One of the giants of Australian crime fiction, Arthur Upfield, was born in Gosport, Hampshire, in 1888 and came to Australia in 1911. He worked and travelled widely, particularly through the outback, and upon the outbreak of World War 1 joined the Australian Imperial Forces. Upfield served at Gallipoli, and in Egypt and France, and returned to England after the war as private secretary to a British Army officer.

Australia proved too much of an attraction and Upfield was back in 1921. He tried prospecting, pearling and labouring, and at one time patrolled a 320 kilometer section of a rabbit-proof fence across Western Australia. The year was 1929 and it proved an important period in Upfield’s career.

While working as a boundary rider, Upfield was busy planning the perfect crime, or rather the perfect plot for his newly realised fictional detective, Inspector Napoleon Bonaparte of the Queensland Police. With the help of his workmates, Upfield devised the central mechanism of his 1931 novel, The Sands of Windee (London, Hutchinson, 1931), a short story, ‘Wisp of Wool and Disk of Silver’, and unintentionally, a real life murder mystery.
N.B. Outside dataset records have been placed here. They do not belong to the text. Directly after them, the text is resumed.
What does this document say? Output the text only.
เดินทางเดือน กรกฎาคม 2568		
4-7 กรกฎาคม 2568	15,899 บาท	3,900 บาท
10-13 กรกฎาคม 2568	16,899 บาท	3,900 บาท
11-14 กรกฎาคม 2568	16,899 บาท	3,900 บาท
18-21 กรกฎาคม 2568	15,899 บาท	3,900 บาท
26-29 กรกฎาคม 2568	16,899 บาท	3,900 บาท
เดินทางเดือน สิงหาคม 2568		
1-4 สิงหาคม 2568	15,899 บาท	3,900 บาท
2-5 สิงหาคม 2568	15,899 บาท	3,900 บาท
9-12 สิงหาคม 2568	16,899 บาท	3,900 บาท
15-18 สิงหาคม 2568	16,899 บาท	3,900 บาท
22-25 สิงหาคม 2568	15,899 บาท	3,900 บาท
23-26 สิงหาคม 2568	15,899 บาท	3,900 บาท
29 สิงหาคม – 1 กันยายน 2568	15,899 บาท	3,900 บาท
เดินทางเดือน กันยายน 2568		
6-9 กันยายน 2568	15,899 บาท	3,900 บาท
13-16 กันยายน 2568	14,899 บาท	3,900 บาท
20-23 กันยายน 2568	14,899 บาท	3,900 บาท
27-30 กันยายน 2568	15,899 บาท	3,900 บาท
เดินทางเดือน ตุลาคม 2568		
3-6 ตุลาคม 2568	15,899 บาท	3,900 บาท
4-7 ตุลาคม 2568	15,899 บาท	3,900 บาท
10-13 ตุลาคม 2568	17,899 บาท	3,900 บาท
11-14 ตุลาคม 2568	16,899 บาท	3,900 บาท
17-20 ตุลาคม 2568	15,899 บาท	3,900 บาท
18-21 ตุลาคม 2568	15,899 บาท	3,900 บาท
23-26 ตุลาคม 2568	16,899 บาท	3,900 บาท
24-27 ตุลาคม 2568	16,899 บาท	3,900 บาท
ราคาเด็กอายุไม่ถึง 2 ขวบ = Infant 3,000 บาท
One John Thomas Smith, alias Snowy Rowies, a station hand who had assisted Upfield in the search for the perfect murder plot, put it into action. In March 1932 Rowies was found guilty of murder and executed three months later.

The Sands of Windee, serialised in The Western Mail newspaper at the time of Rowies’ Trial, was a major success for Upfield. His own account of the Snowy Rowies story, The Murchison Murders, was published (Sydney, Midget Masterpiece Publishing Company) in 1934. Upfield continued producing Bony thrillers, 29 novels in all, until his death in Bowral, New South Wales, in 1964. The last, The Lake Frome Monster, was completed by J.L. Price and Dorothy Strange and published in 1966.

‘Wisp of Wool and Disk of Silver’ was especially written for the Ellery Queen Mystery Magazine and is the only short story by Upfield. It is interesting to compare it with The Sands of Windee, if only to discover how authors sometime hate to leave a good idea alone.